Une guerre de clans secoue les coulisses du régime algérien

Depuis plusieurs jours, une sourde guerre de clans ébranle le sommet de l’État algérien. Ce n’est pas la première fois, tant s’en fallait, que les luttes d’influence redoublent d’intensité dans les cercles du pouvoir algérien, mais cette fois la bataille semble d’une rare violence. Il s’agit d’une lutte d’influence dont l’objectif est de faire main basse sur les attributs de la souveraineté afin de profiter de la rente et des privilèges qu’offre le pouvoir. Nos investigations nous ont permis d’identifier les trois pôles qui se disputent, dans les coulisses, le pouvoir réel.
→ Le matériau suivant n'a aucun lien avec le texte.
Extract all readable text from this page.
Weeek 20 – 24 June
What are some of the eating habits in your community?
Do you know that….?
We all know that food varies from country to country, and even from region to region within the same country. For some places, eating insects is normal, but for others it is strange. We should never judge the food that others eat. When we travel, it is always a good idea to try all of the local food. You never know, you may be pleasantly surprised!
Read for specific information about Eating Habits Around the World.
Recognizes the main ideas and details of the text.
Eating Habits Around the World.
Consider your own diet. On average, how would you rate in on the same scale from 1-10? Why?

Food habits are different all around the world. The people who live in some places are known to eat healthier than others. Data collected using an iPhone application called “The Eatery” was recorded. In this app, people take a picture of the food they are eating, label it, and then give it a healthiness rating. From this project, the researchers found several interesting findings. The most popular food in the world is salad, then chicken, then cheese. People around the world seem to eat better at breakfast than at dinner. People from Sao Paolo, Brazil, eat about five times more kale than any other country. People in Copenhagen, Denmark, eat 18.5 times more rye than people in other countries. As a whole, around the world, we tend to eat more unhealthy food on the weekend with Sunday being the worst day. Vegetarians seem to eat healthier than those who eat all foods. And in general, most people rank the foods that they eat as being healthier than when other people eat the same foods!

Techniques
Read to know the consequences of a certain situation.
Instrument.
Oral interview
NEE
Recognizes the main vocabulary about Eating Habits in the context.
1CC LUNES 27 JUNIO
Nous avons pu comprendre comment ils agissent et quels sont leurs desseins.

Par Mohamed Sifaoui

Publié le 15 juin 2025

Une guerre de clans secoue les coulisses du régime algérien

L’armée est la véritable colonne vertébrale du régime algérien. La présidence d’Abdelmadjid Tebboune n’aurait d’ailleurs jamais vu le jour sans l’appui décisif de l’ancien chef d’état-major.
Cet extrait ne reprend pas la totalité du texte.